Manny Ramirez in a swing on a low middle to outside pitch that he hits for a Home Run. Watch closely and you will see that before foot strike the is “Torso/weight shift back”, “Lift” then “Accelerate Forward and Rotation”. When he gets to foot strike the rotation is seen by the rotation is very little. In the clip there is a pause at foot strike that I have put in the clip just so you can start to follow the Torso movement and what the Torso does to the arms and hands. Watch as the Torso turns and bend over toward the plate. This turn and bend of the Torso is happening in order to put the bat head to the ball, which is low and away. The torso swings the bat, or the Torso creates centrifugal pull on the arms and bat head to impel the bat head to where-ever the ball is.
Also notice the back leg and foot. He did not even get off the foot, nor did the leg rotate like Rotational Hitting mechanics teach, yet he produced enough power to hit the ball out of the park. That kind of power comes from the Torso, The Mass, working and moving to swing the bat. This shows that what most believe about mechanics being taught by the gurus' is not what these Major League hitters are really doing to create the swing.
See the Torsos turning and pulling the hands and bat head out to the ball.
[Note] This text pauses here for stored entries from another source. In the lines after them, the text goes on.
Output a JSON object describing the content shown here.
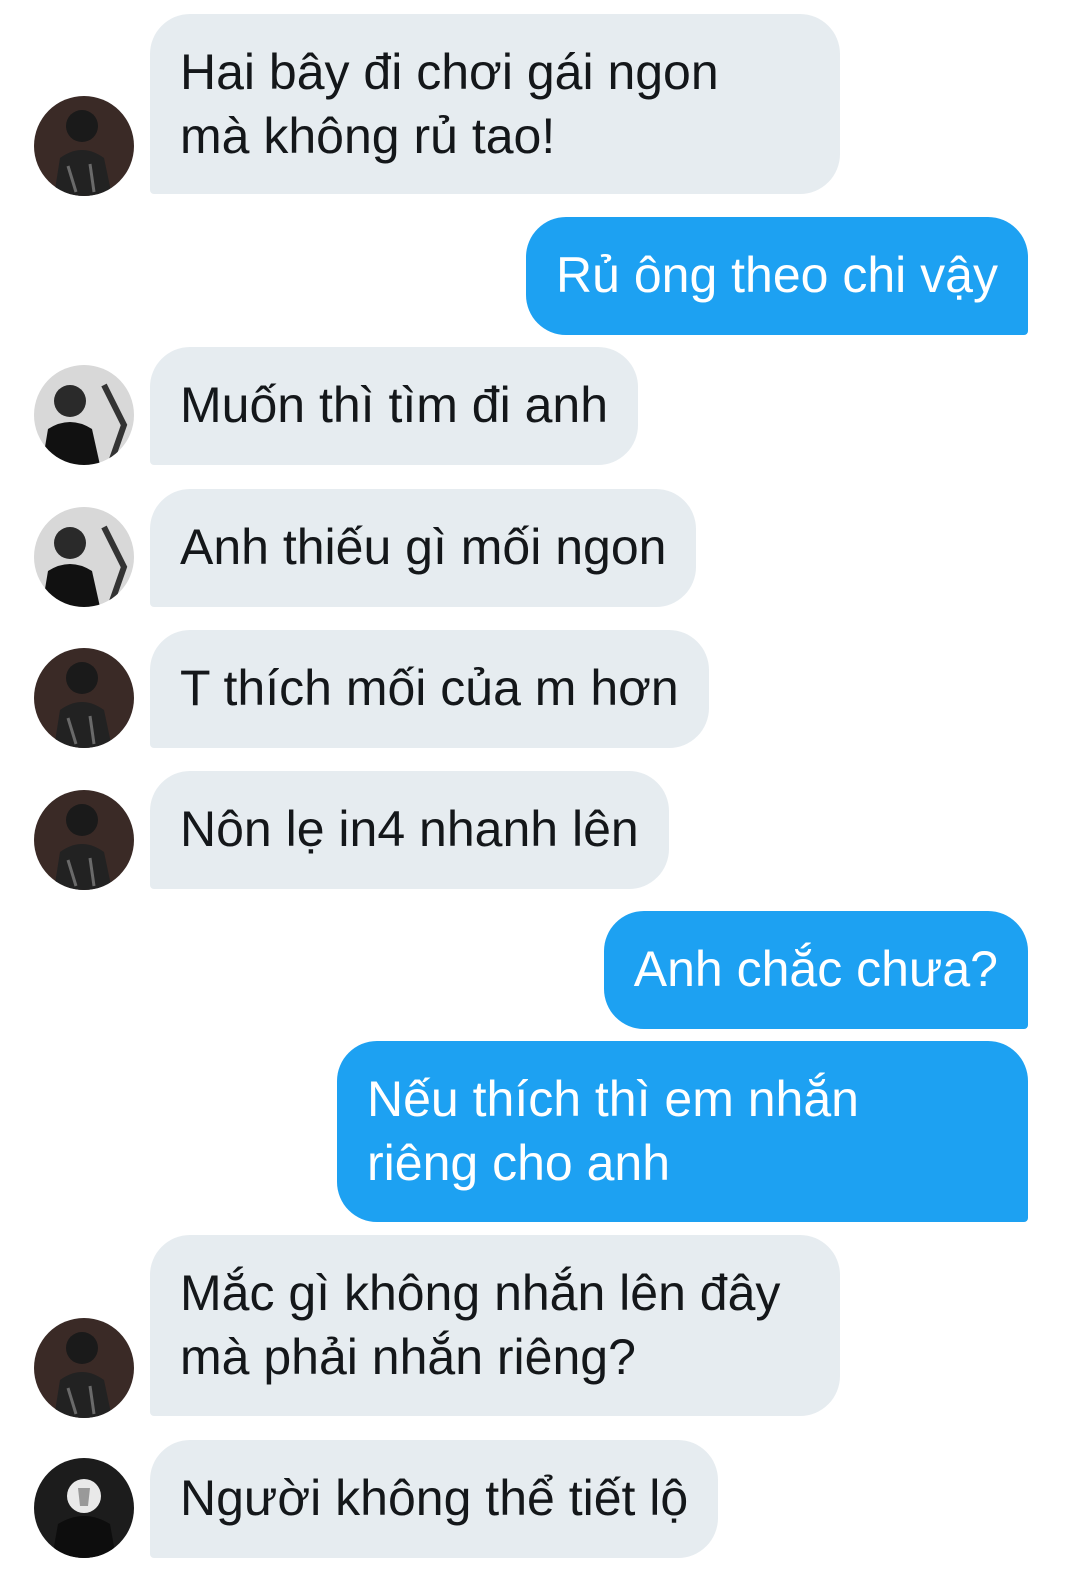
{
  "colors": {
    "incoming_bubble": "#e6ecf0",
    "outgoing_bubble": "#1da1f2",
    "incoming_text": "#14171a",
    "outgoing_text": "#ffffff"
  },
  "messages": [
    {
      "direction": "incoming",
      "avatar": "user-a-avatar",
      "lines": [
        "Hai bây đi chơi gái ngon",
        "mà không rủ tao!"
      ]
    },
    {
      "direction": "outgoing",
      "lines": [
        "Rủ ông theo chi vậy"
      ]
    },
    {
      "direction": "incoming",
      "avatar": "user-b-avatar",
      "lines": [
        "Muốn thì tìm đi anh"
      ]
    },
    {
      "direction": "incoming",
      "avatar": "user-b-avatar",
      "lines": [
        "Anh thiếu gì mối ngon"
      ]
    },
    {
      "direction": "incoming",
      "avatar": "user-a-avatar",
      "lines": [
        "T thích mối của m hơn"
      ]
    },
    {
      "direction": "incoming",
      "avatar": "user-a-avatar",
      "lines": [
        "Nôn lẹ in4 nhanh lên"
      ]
    },
    {
      "direction": "outgoing",
      "lines": [
        "Anh chắc chưa?"
      ]
    },
    {
      "direction": "outgoing",
      "lines": [
        "Nếu thích thì em nhắn",
        "riêng cho anh"
      ]
    },
    {
      "direction": "incoming",
      "avatar": "user-a-avatar",
      "lines": [
        "Mắc gì không nhắn lên đây",
        "mà phải nhắn riêng?"
      ]
    },
    {
      "direction": "incoming",
      "avatar": "user-c-avatar",
      "lines": [
        "Người không thể tiết lộ"
      ]
    }
  ]
}
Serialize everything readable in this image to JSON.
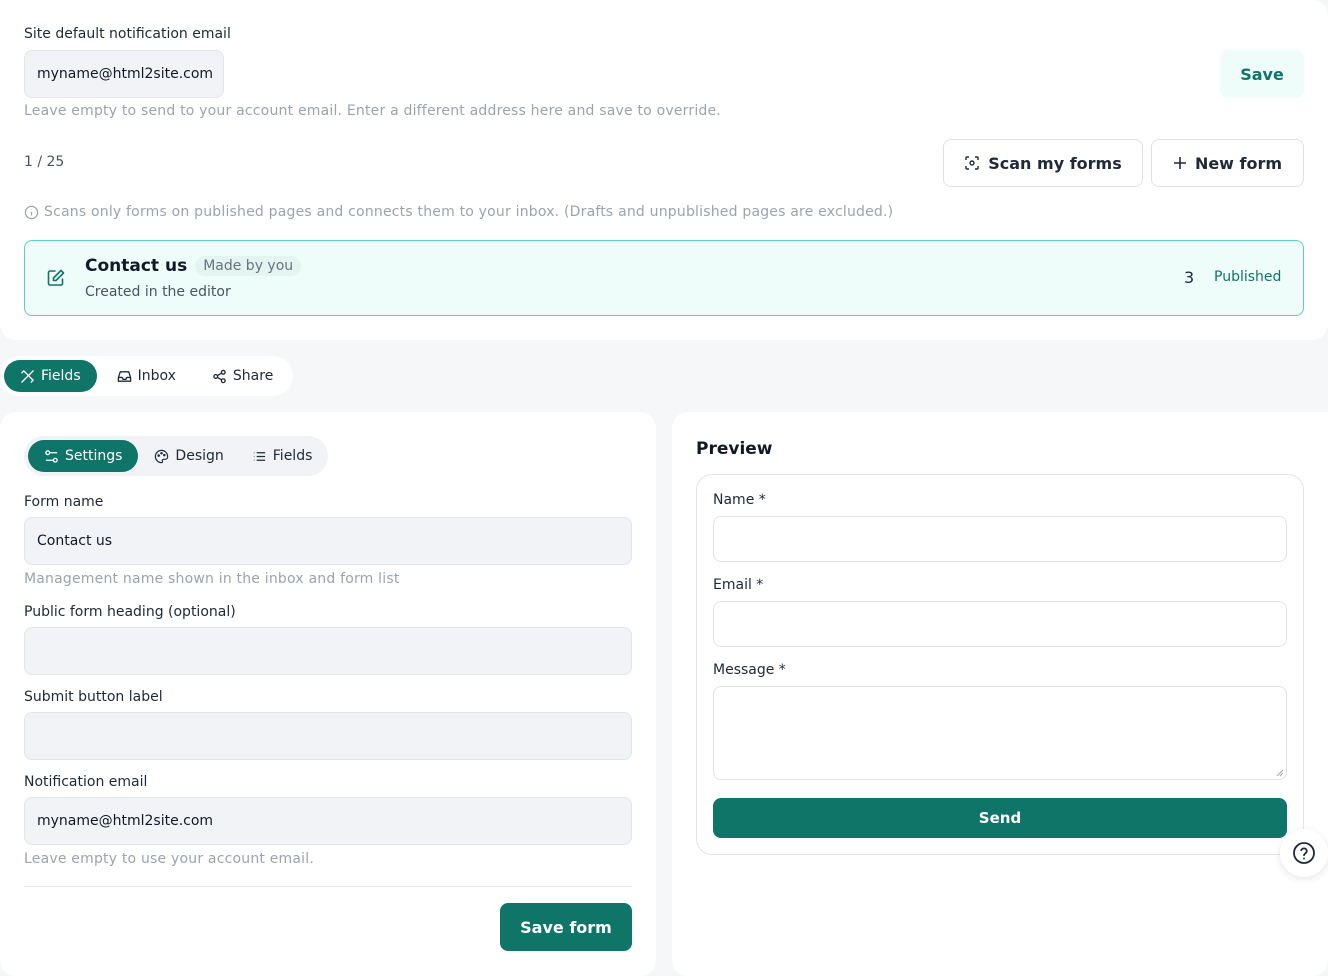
{
  "site_email": {
    "label": "Site default notification email",
    "value": "myname@html2site.com",
    "save_label": "Save",
    "hint": "Leave empty to send to your account email. Enter a different address here and save to override."
  },
  "forms_bar": {
    "count": "1 / 25",
    "scan_label": "Scan my forms",
    "new_label": "New form",
    "scan_info": "Scans only forms on published pages and connects them to your inbox. (Drafts and unpublished pages are excluded.)"
  },
  "form_card": {
    "title": "Contact us",
    "badge": "Made by you",
    "subtitle": "Created in the editor",
    "count": "3",
    "status": "Published"
  },
  "main_tabs": [
    {
      "label": "Fields",
      "icon": "tools-icon",
      "active": true
    },
    {
      "label": "Inbox",
      "icon": "inbox-icon",
      "active": false
    },
    {
      "label": "Share",
      "icon": "share-icon",
      "active": false
    }
  ],
  "editor": {
    "subtabs": [
      {
        "label": "Settings",
        "icon": "sliders-icon",
        "active": true
      },
      {
        "label": "Design",
        "icon": "palette-icon",
        "active": false
      },
      {
        "label": "Fields",
        "icon": "list-icon",
        "active": false
      }
    ],
    "form_name_label": "Form name",
    "form_name_value": "Contact us",
    "form_name_hint": "Management name shown in the inbox and form list",
    "heading_label": "Public form heading (optional)",
    "heading_value": "",
    "submit_label": "Submit button label",
    "submit_value": "",
    "notify_label": "Notification email",
    "notify_value": "myname@html2site.com",
    "notify_hint": "Leave empty to use your account email.",
    "save_form_label": "Save form"
  },
  "preview": {
    "title": "Preview",
    "name_label": "Name *",
    "email_label": "Email *",
    "message_label": "Message *",
    "send_label": "Send"
  },
  "colors": {
    "accent": "#107569",
    "accent_light": "#eefcfa",
    "card_border": "#5ecfbf"
  }
}
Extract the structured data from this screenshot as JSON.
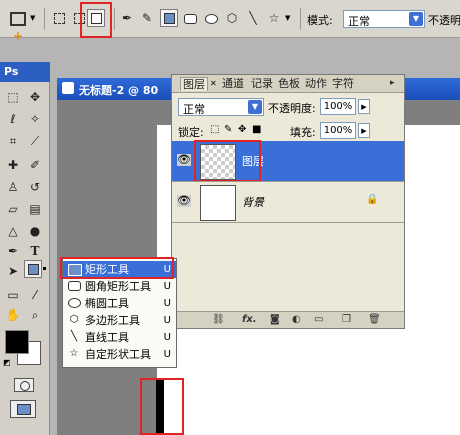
{
  "options_bar": {
    "mode_label": "模式:",
    "mode_value": "正常",
    "opacity_label": "不透明"
  },
  "document": {
    "title": "无标题-2 @ 80"
  },
  "toolbox": {
    "header": "Ps"
  },
  "layers_panel": {
    "tabs": [
      "图层",
      "通道",
      "记录",
      "色板",
      "动作",
      "字符"
    ],
    "blend_mode": "正常",
    "opacity_label": "不透明度:",
    "opacity_value": "100%",
    "lock_label": "锁定:",
    "fill_label": "填充:",
    "fill_value": "100%",
    "layers": [
      {
        "name": "图层",
        "selected": true
      },
      {
        "name": "背景",
        "selected": false
      }
    ],
    "footer_icons": [
      "link-icon",
      "fx-icon",
      "mask-icon",
      "adjustment-icon",
      "group-icon",
      "new-layer-icon",
      "trash-icon"
    ]
  },
  "shape_menu": {
    "items": [
      {
        "label": "矩形工具",
        "key": "U",
        "icon": "rectangle-icon"
      },
      {
        "label": "圆角矩形工具",
        "key": "U",
        "icon": "rounded-rect-icon"
      },
      {
        "label": "椭圆工具",
        "key": "U",
        "icon": "ellipse-icon"
      },
      {
        "label": "多边形工具",
        "key": "U",
        "icon": "polygon-icon"
      },
      {
        "label": "直线工具",
        "key": "U",
        "icon": "line-icon"
      },
      {
        "label": "自定形状工具",
        "key": "U",
        "icon": "custom-shape-icon"
      }
    ]
  },
  "colors": {
    "title_bar": "#2f6bd8",
    "selected_layer": "#3a6fd8",
    "highlight_box": "#e02424",
    "foreground": "#000000",
    "background": "#ffffff"
  }
}
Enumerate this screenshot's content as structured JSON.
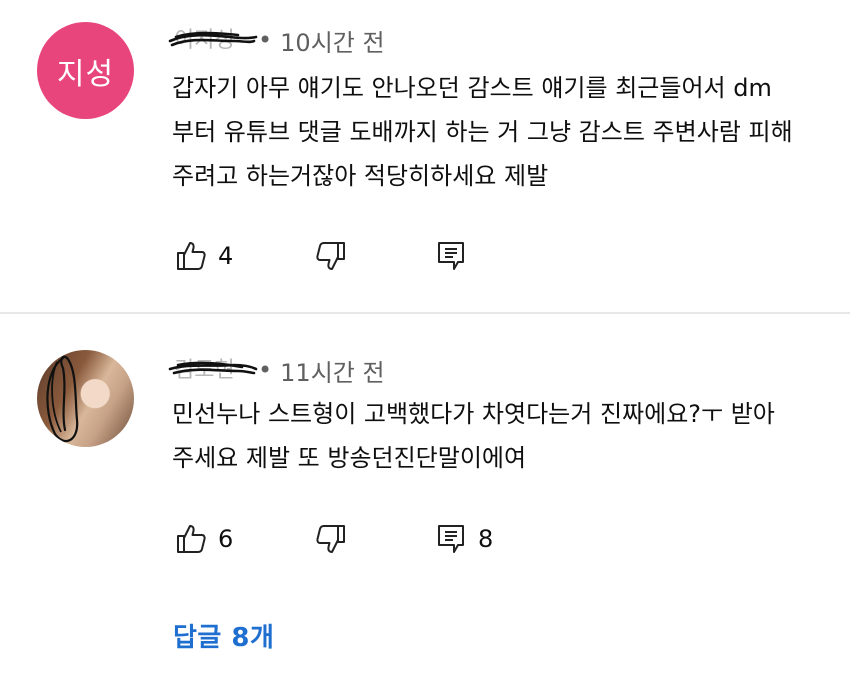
{
  "comments": [
    {
      "avatar_text": "지성",
      "avatar_color": "#e8457c",
      "author": "이지성",
      "separator": "•",
      "time": "10시간 전",
      "text": "갑자기 아무 얘기도 안나오던 감스트 얘기를 최근들어서 dm\n부터 유튜브 댓글 도배까지 하는 거 그냥 감스트 주변사람 피해\n주려고 하는거잖아 적당히하세요 제발",
      "likes": "4",
      "replies": ""
    },
    {
      "avatar_text": "",
      "author": "김도현",
      "separator": "•",
      "time": "11시간 전",
      "text": "민선누나 스트형이 고백했다가 차엿다는거 진짜에요?ㅜ 받아\n주세요 제발 또 방송던진단말이에여",
      "likes": "6",
      "replies": "8"
    }
  ],
  "replies_link": "답글 8개",
  "icons": {
    "like": "thumbs-up-icon",
    "dislike": "thumbs-down-icon",
    "reply": "reply-comment-icon"
  },
  "accent_color": "#1f6fd1"
}
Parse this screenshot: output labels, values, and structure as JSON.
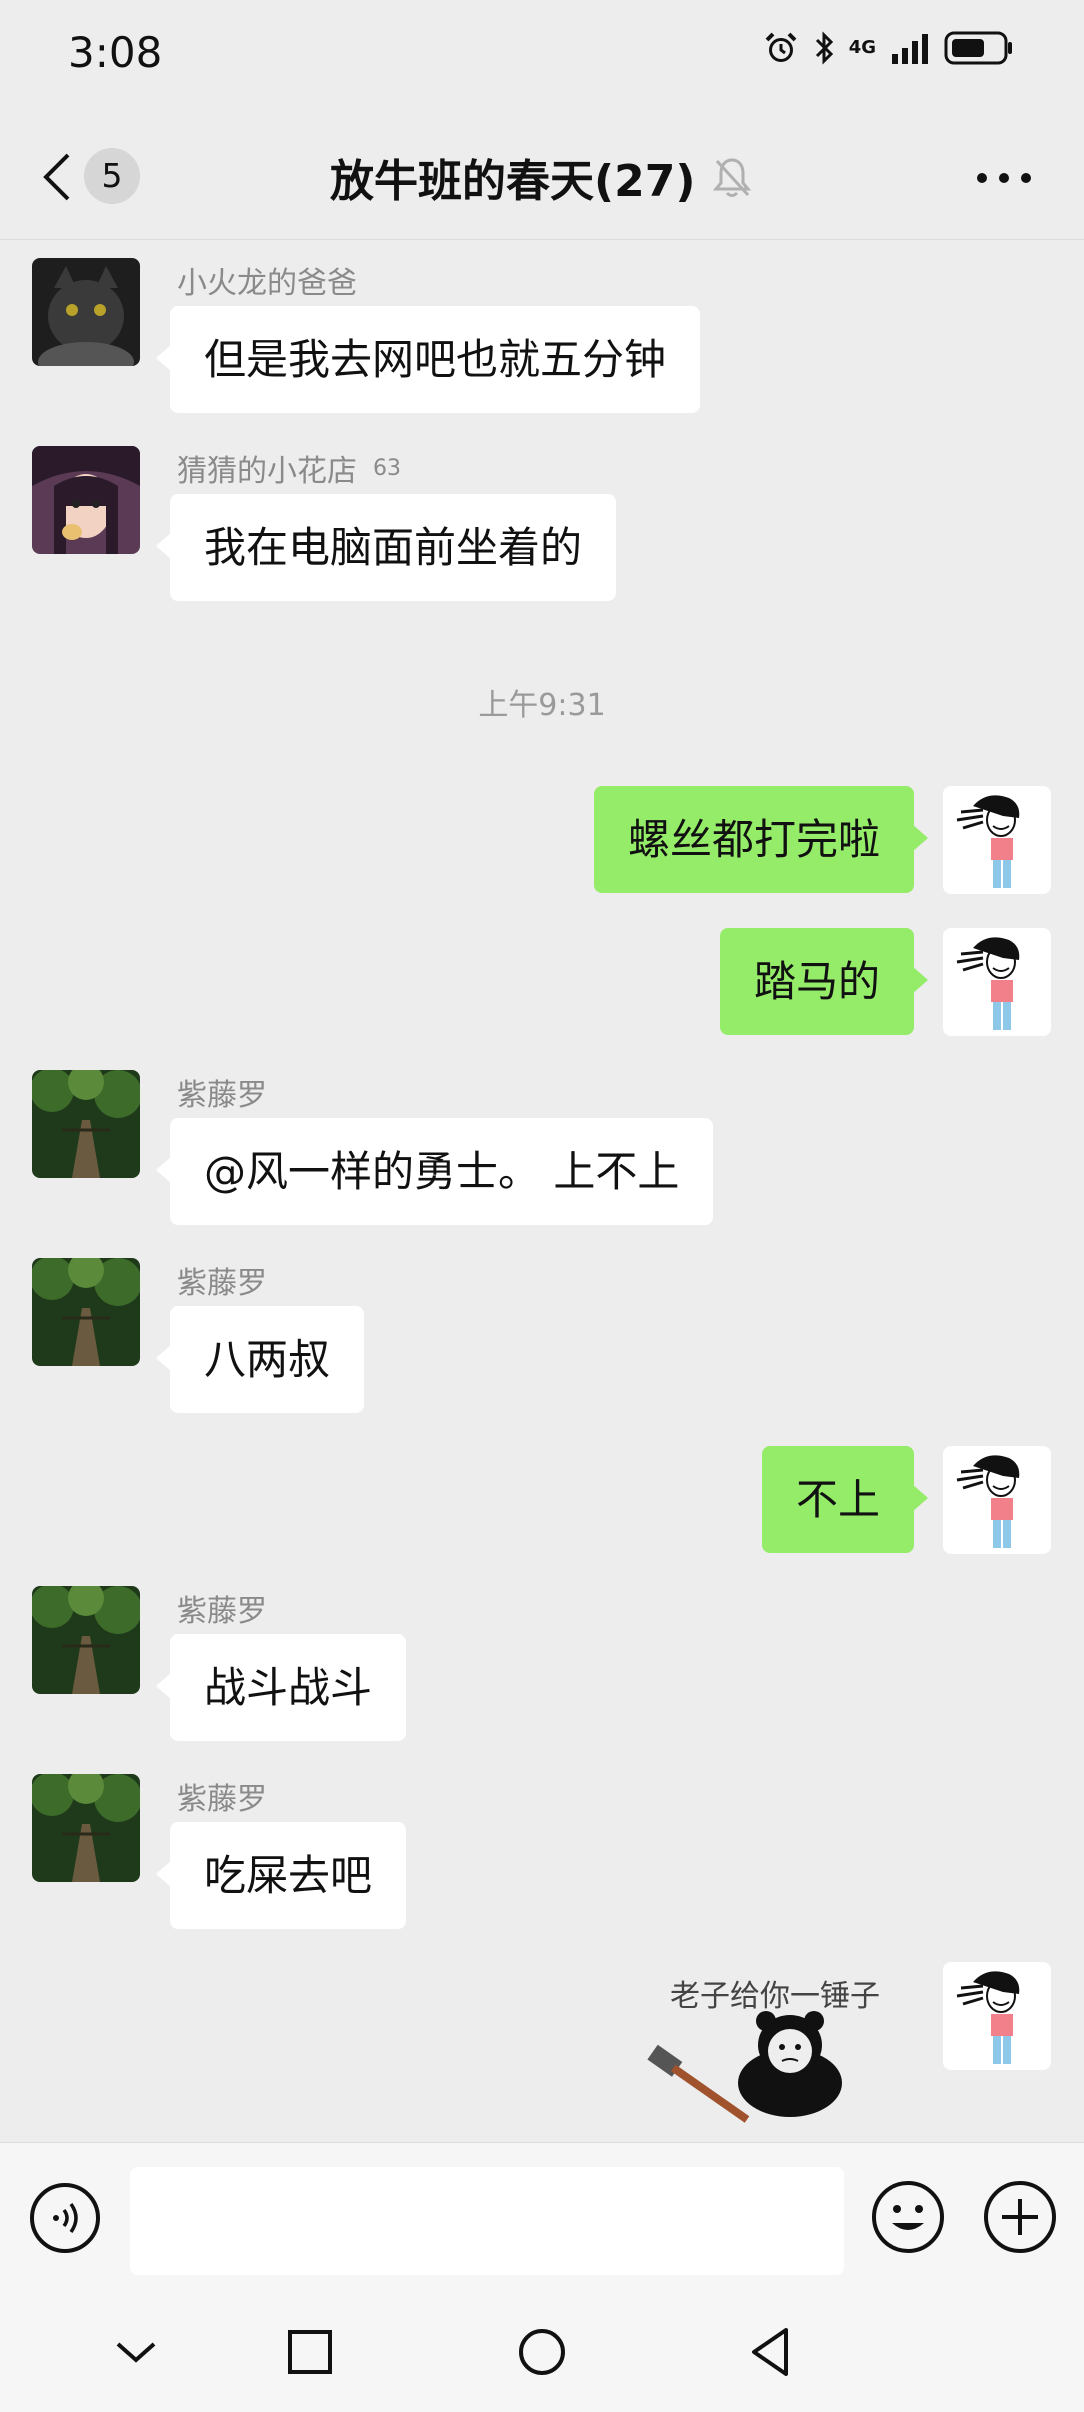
{
  "status_bar": {
    "time": "3:08",
    "network": "4G",
    "alarm_icon": "alarm-icon",
    "bluetooth_icon": "bluetooth-icon",
    "signal_icon": "signal-icon",
    "battery_icon": "battery-icon"
  },
  "header": {
    "back_icon": "chevron-left-icon",
    "unread_count": "5",
    "title": "放牛班的春天(27)",
    "mute_icon": "bell-off-icon",
    "more_icon": "ellipsis-icon"
  },
  "messages": [
    {
      "type": "in",
      "sender": "小火龙的爸爸",
      "text": "但是我去网吧也就五分钟"
    },
    {
      "type": "in",
      "sender": "猜猜的小花店",
      "text": "我在电脑面前坐着的"
    },
    {
      "type": "timestamp",
      "text": "上午9:31"
    },
    {
      "type": "out",
      "text": "螺丝都打完啦"
    },
    {
      "type": "out",
      "text": "踏马的"
    },
    {
      "type": "in",
      "sender": "紫藤罗",
      "text": "@风一样的勇士。 上不上"
    },
    {
      "type": "in",
      "sender": "紫藤罗",
      "text": "八两叔"
    },
    {
      "type": "out",
      "text": "不上"
    },
    {
      "type": "in",
      "sender": "紫藤罗",
      "text": "战斗战斗"
    },
    {
      "type": "in",
      "sender": "紫藤罗",
      "text": "吃屎去吧"
    },
    {
      "type": "sticker",
      "caption": "老子给你一锤子"
    }
  ],
  "input_bar": {
    "voice_icon": "voice-icon",
    "text_value": "",
    "emoji_icon": "emoji-icon",
    "plus_icon": "plus-icon"
  },
  "nav_bar": {
    "down_icon": "chevron-down-icon",
    "recents_icon": "square-icon",
    "home_icon": "circle-icon",
    "back_icon": "triangle-back-icon"
  },
  "colors": {
    "background": "#ededed",
    "incoming_bubble": "#ffffff",
    "outgoing_bubble": "#95ec69"
  }
}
Also see the swing is a slight upward swing to match the ball plane.
If you see the arms and hands as a part of the body that creates power, then you have missed the whole idea behind what these players are doing. If you can visualize that the heavy part of the bat, the bat head, is what is being impelled away from the torso then you will understand the Major League swing. Now You are one step closer to becoming a great hitter like these players.
I am sure most people will understand the picture to the right, but there are still a lot of improper teaching of what plane to swing the bat on. Please notice the angle of the baseballs in the picture to the right. The baseball is coming in at a downward angle. So the barrel must get into this same angle in order to have the most time to make contact. Most ML hitters have the bat barrel in the plane of the baseball for 6 to 16 inches.
Some still teach level swing, which only gives the barrel in the plane of the ball for only 2 to 4 inches. Now I am sure most of us have watch some ML hitter in the on deck circle practicing many things. You may have even seen Derek Jeter practicing swinging down. Well believe me he never swings down on the ball, never. Swinging down on the ball, will put a back spin on the ball, which will lead to the ball traveling farther. But it only leave a window for contact of only ½ of an inch. That is just too little of a contact zone. Always swing in the plane of the ball, a slight upward angle. For pitchers trying to get us out, they throw breaking pitches, curves, sliders, and split finger pitches trying to change the ball plane to get us as hitters to miss the ball.
Notice the bat head being pulled or impelled out of the circle right before contact.
Back in 1953 or 1954 Babe Ruth once told a professional golfer to place a handkerchief under his front arm and hold it against his ribcage. If he would do this and not allow the handkerchief to drop until contact with the ball, then he would hit with more power.